« Le management en période de confinement passe par le feedback »

17 Avril 2020
Propos recueillis par Rémi Lepage



Des millions de salariés français ont été forcés de basculer en télétravail depuis la mise en place du confinement. En tant que manager ou chef d’entreprise, il n’est pas toujours évident de superviser ses équipes : problèmes de connexion, gestion de la vie privée, difficulté d’organisation… Pour Stéphane Moriou, expert français du feedback, il est essentiel de faire preuve de sollicitude.

 


Comment peut-on continuer à manager ses équipes alors qu’elles sont en télétravail ?

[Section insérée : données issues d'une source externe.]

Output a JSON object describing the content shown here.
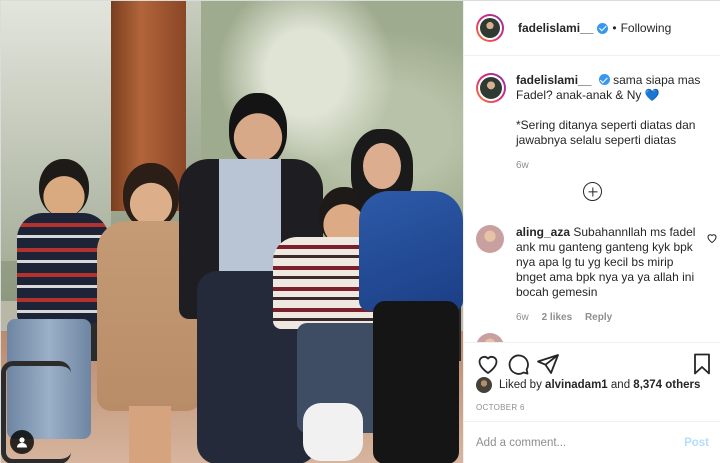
{
  "header": {
    "username": "fadelislami__",
    "separator": "•",
    "follow_status": "Following"
  },
  "caption": {
    "username": "fadelislami__",
    "text": "sama siapa mas Fadel? anak-anak & Ny 💙",
    "note": "*Sering ditanya seperti diatas dan jawabnya selalu seperti diatas",
    "age": "6w"
  },
  "comments": [
    {
      "username": "aling_aza",
      "text": "Subahannllah ms fadel ank mu ganteng ganteng kyk bpk nya apa lg tu yg kecil bs mirip bnget ama bpk nya ya ya allah ini bocah gemesin",
      "age": "6w",
      "likes": "2 likes",
      "reply": "Reply"
    }
  ],
  "icons": {
    "like": "heart-icon",
    "comment": "comment-icon",
    "share": "paper-plane-icon",
    "save": "bookmark-icon",
    "load_more": "plus-circle-icon",
    "tag": "user-tag-icon",
    "verified": "verified-badge-icon"
  },
  "likes": {
    "prefix": "Liked by",
    "first_user": "alvinadam1",
    "conjunction": "and",
    "others": "8,374 others"
  },
  "date": "OCTOBER 6",
  "add_comment": {
    "placeholder": "Add a comment...",
    "post_label": "Post"
  },
  "colors": {
    "accent": "#3897f0",
    "post_disabled": "#b2dffc",
    "muted": "#8e8e8e",
    "text": "#262626"
  }
}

Stéphane Moriou. Nous sommes passés d’une surabondance d’échanges physiques en réunion à des relations purement à distance. Au-delà des difficultés parfois simplement techniques, l’humain a besoin de proximité dans ses interactions. Les plateformes qui nous permettent d’organiser des réunions, même si elles ont fait d’énormes progrès, restent en partie froides et impersonnelles. Il s’agit d’une période exceptionnelle et les règles du « business as usual » ne s’appliquent clairement pas. Entre la surveillance d’un bébé, les devoirs à la maison d’un enfant, ou du partage des contraintes personnelles avec un conjoint, les salariés qui travaillent à domicile sont soumis à de multiples difficultés qui impactent leur temps disponible pour leur employeur. Le manager doit impérativement faire preuve d’empathie et trouver le bon équilibre entre les exigences de performance et la réalité des contraintes familiales. Demander du feedback régulier à ses collaborateurs est un moyen efficace de vérifier que les objectifs sont cohérents avec les moyens dont les gens disposent. En offrant son feedback positif et son feedback correctif aux individus ou aux équipes, le manager offre une possibilité aux autres d’adopter des postures ou de trouver des solutions plus nuancées, plus relativisées, plus cohérentes avec le réel.


De quelles façons continuer à encourager ses équipes pour ne pas qu'elles se démotivent ?

S. M. Le confinement impose de développer de nouvelles habitudes, de nouvelles routines. Tous les modèles théoriques expliquent qu’un changement impose une période de désorientation. Les gens vivent donc et vont continuer à vivre des épisodes où les doutes seront plus importants que les certitudes. De nombreuses études scientifiques démontrent qu’une période de 10 jours de confinement est prédictive de syndromes post-traumatiques. Et il y aura d’autres sources de stress après la période de confinement, notamment sur le plan économique. Il est important de percevoir et d’anticiper le besoin d’accompagnement, de réconfort, de soutien que les équipes attendent. Il existe de nombreuses manières d’être ressource pour les autres. D’une manière générale, les êtres humains ont besoin de s’adapter et donc d’apprendre en permanence de nouvelles compétences. Les périodes de crise rendent ce besoin encore plus criant. Sans prise de conscience de ce besoin de remise en cause, chacun s’expose à diminuer encore plus son agilité à court terme et son employabilité à moyen terme.  Il s’agit à la fois de se mettre à la recherche des compétences principales à développer et de demander des conseils sur la meilleure manière de les acquérir - dans ce contexte, chacun peut aussi faire le choix de développer les compétences qu’il aura lui-même choisi. Elles pourront toucher des aspects techniques ou des compétences humaines.